走廊里没有人经过, 裴野不动声色地四下看看,嘴角却含着一丝冷笑。
他就知道, 竞选团队果然已经处在分崩离析的边缘。
“您别急, 咱们手里还有轮渡呢。轮渡程序被猫眼复原以后,马上就可以和国外那些人谈判,交易做成之后,不光解了资金短缺的困难,后面在情报上互通有无也更容易, 早些年他们在联邦也培养了不少自己人的。”
屋内,裴初继续说道。
裴野皱了皱眉,过了一会儿,眉头复又渐渐舒展。
还没等他细细思考裴初这番话,屋里的人又说了几句别的,接着传来电话挂断的声音。
裴野连忙整理了一下仪表,装作刚刚路过的样子,敲了敲门。
不一会儿,屋里人道:“进。”
裴野自然地推门进屋,点了点头权作打过招呼,大大咧咧在沙发上坐下。
裴初好整以暇地坐在办公桌后,大约习惯了裴野这样没规矩的做派,已经懒得出言训斥,双手交叠搭在桌上,看着裴野自己倒茶喝。
待对方润完了嗓子,裴初方开口道:
“知道我找你来是为了什么吗。”
裴野随手拿起茶几上的烟盒:“知道,卫宏图终于倒了,我的使命也完成了,该回组织了呗。”
他晃了晃烟盒,又指指打火机:“你抽烟了?”
原没指望裴初会理会他东一句西一句的无厘头,谁知裴初转眼看了看烟盒,又盯着从里面倒出一根烟的裴野。
“工作需要,不得不学。”裴初说。
裴野此时无聊地把烟叼在嘴里做样子,闻言愣了一下:“哦,你倒还挺不容易的。”
裴初忽然说:“别学这些流里流气的,拿下来。”
裴野撇了撇嘴,把没点着的烟吐掉,翘起二郎腿往沙发里一靠:“没意思。”
说完他闭上眼睛假寐,却半天也没等来裴初的高谈阔论,稍微把眼皮抬起来,露出一丝视线。
视野里,裴初正和往常一样皮笑肉不笑地望着他。
“最近出了好几件不利于组织的事,”裴初说,“你倒是不担心。城门失火殃及池鱼的道理,你不会不懂吧?”

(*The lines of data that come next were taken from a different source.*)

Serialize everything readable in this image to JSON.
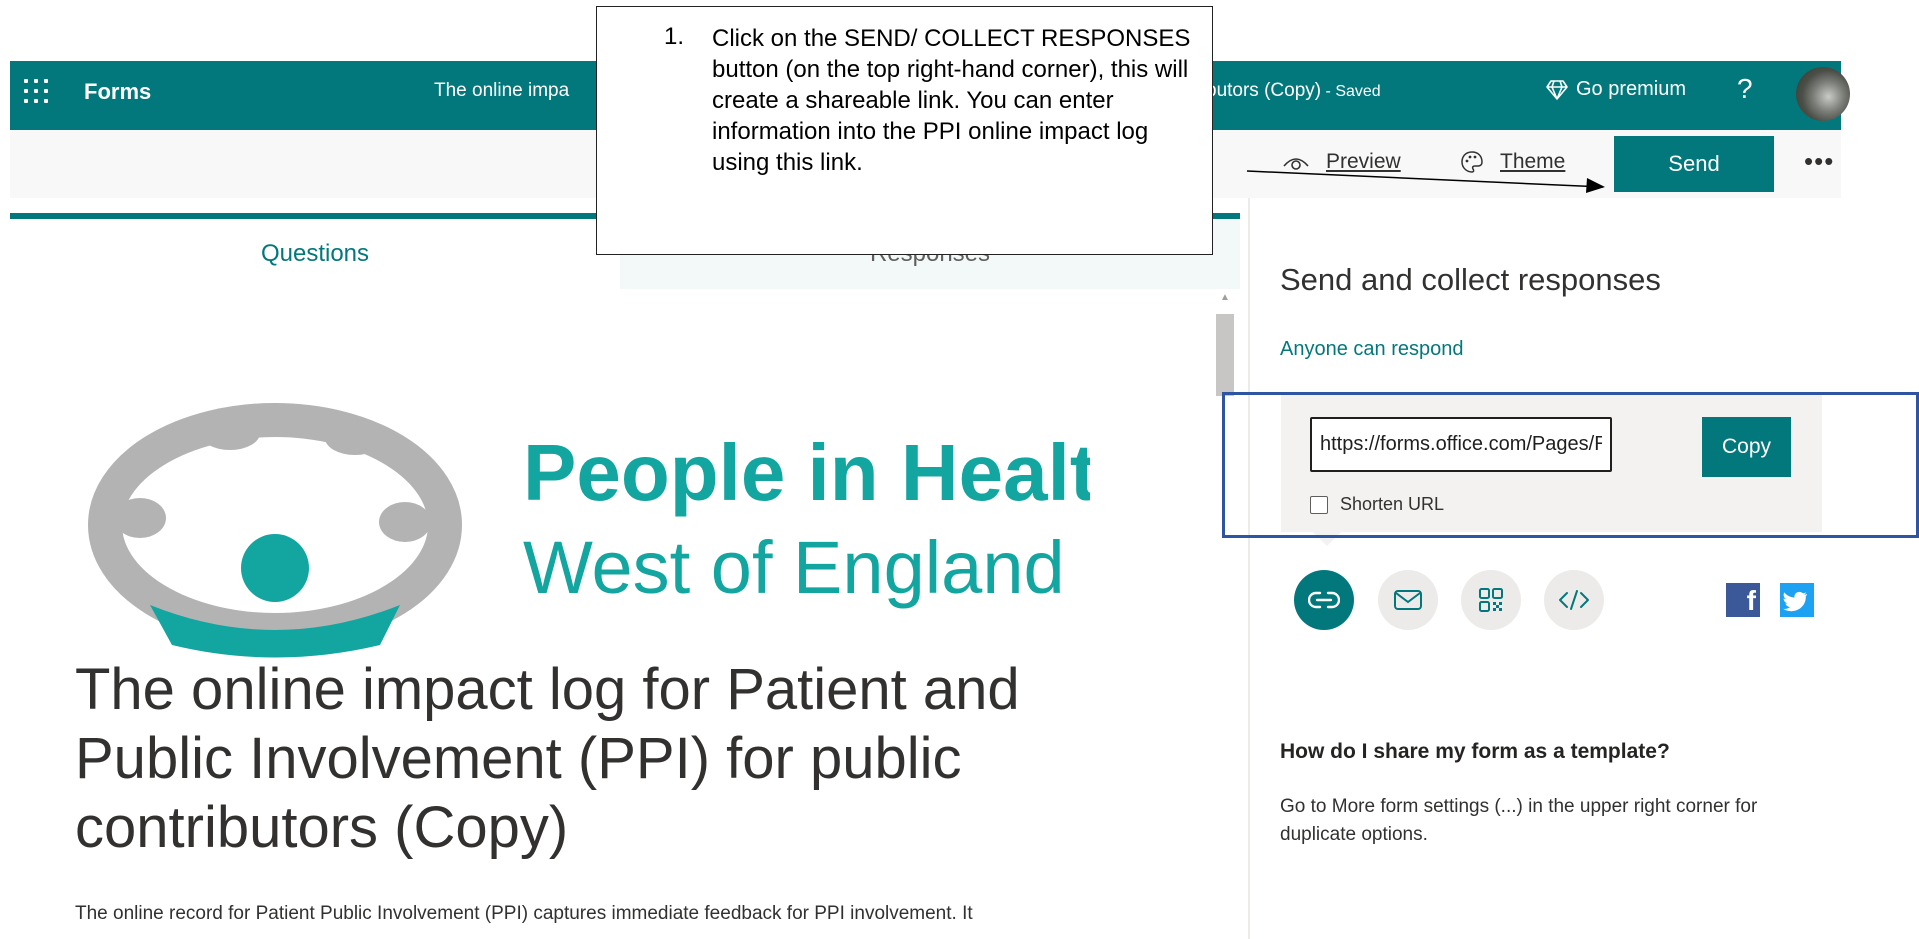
{
  "header": {
    "app_name": "Forms",
    "title_left": "The online impa",
    "title_right": "butors (Copy)",
    "saved": " - Saved",
    "premium_label": "Go premium",
    "help_label": "?"
  },
  "commandbar": {
    "preview_label": "Preview",
    "theme_label": "Theme",
    "send_label": "Send",
    "more_label": "•••"
  },
  "tabs": {
    "questions": "Questions",
    "responses": "Responses"
  },
  "logo": {
    "line1": "People in Health",
    "line2": "West of England"
  },
  "form": {
    "title": "The online impact log for Patient and Public Involvement (PPI) for public contributors (Copy)",
    "description": "The online record for Patient Public Involvement (PPI) captures immediate feedback for PPI involvement. It"
  },
  "send_panel": {
    "heading": "Send and collect responses",
    "audience": "Anyone can respond",
    "url": "https://forms.office.com/Pages/ResponsePage.aspx",
    "copy_label": "Copy",
    "shorten_label": "Shorten URL",
    "faq_question": "How do I share my form as a template?",
    "faq_answer": "Go to More form settings (...) in the upper right corner for duplicate options."
  },
  "annotation": {
    "step_number": "1.",
    "text": "Click on the SEND/ COLLECT RESPONSES button (on the top right-hand corner), this will create a shareable link. You can enter information into the PPI online impact log using this link."
  },
  "colors": {
    "brand_teal": "#03787c",
    "highlight_blue": "#2e55a4",
    "facebook": "#3b5998",
    "twitter": "#1da1f2"
  },
  "icons": {
    "waffle": "app-launcher-icon",
    "premium": "diamond-icon",
    "preview": "eye-icon",
    "theme": "palette-icon",
    "link": "link-icon",
    "mail": "mail-icon",
    "qr": "qr-code-icon",
    "embed": "embed-code-icon",
    "facebook": "facebook-icon",
    "twitter": "twitter-icon"
  }
}
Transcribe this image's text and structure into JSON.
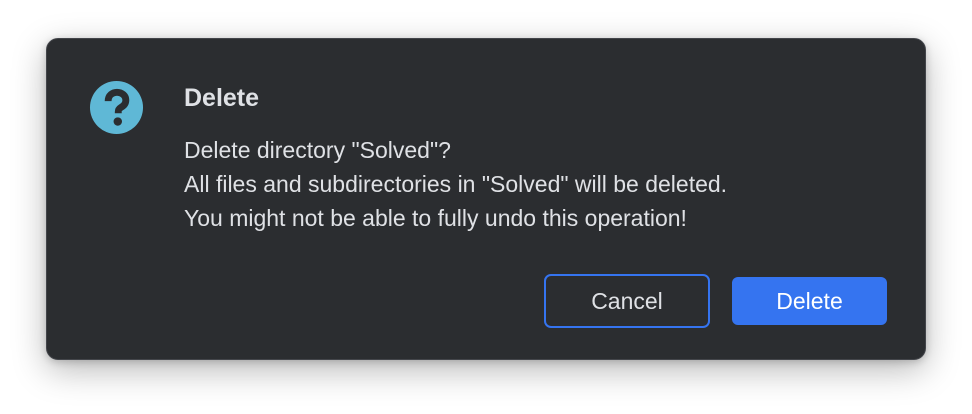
{
  "dialog": {
    "icon": "question-icon",
    "title": "Delete",
    "message_lines": [
      "Delete directory \"Solved\"?",
      "All files and subdirectories in \"Solved\" will be deleted.",
      "You might not be able to fully undo this operation!"
    ],
    "buttons": {
      "cancel_label": "Cancel",
      "delete_label": "Delete"
    },
    "colors": {
      "background": "#2b2d30",
      "accent": "#3574f0",
      "icon": "#5fb8d6",
      "text": "#dfe1e5"
    }
  }
}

“丢了个傅君贤至于搞得像天塌了一样吗,”裴野嗤笑,“猫眼不还在给咱们做事么?再说了,这次大选主席势在必得,无论是民主派也好,其他任何人也好,哪个比得上咱们?”
“傅君贤当然不重要,重要的是民心。”
裴野失笑:“不是,你被民主派夺舍了?大权在握,谁还在乎民心不民心的。”
一阵沉默。裴初忽然笑了笑,迎着裴野的注视站起身来。
“我当然也不会在乎民心,”裴初走到沙发边上,“但是在竞选成功之前,至少我们要让所有人觉得我们发自内心在乎,因为只有这个时期,是否是民心所向才真的管用。一旦失败了,等待咱们的可不是被别人看笑话那么简单的事。”
裴野撇了撇嘴:“那倒也不难办,要是民主派再兴风作浪,就先让主席在结束轮回演讲之后找个借口出国避一避,顺便在外面拉点赞助资金,这不就解决了……”
他突然见到裴初在自己身旁坐下,说话声骤然落下来了。
仿佛全然没察觉到自己这般紧挨着弟弟坐下的举动有多罕见,裴初慢条斯理地拿起茶壶,把刚刚裴野喝完的那一杯续上,又给自己倒了一杯,接着在裴野像看陌生人一样的眼神之下把两个杯子拿起来,递给裴野一杯。
“话确实没错,我也就是这么和主席提议的。这是咱们的n b。”裴初说。
裴野一怔,继而露出有些得意的神情,接过茶杯:
“那你看呢,我这主意准保没问题。需不需要回军部之后我也跟主席汇报一下——”
“不用。”
裴野话音未落,男人又是不咸不淡地看他一眼,嘴角微微上扬。
“你不用回军部。”裴初说。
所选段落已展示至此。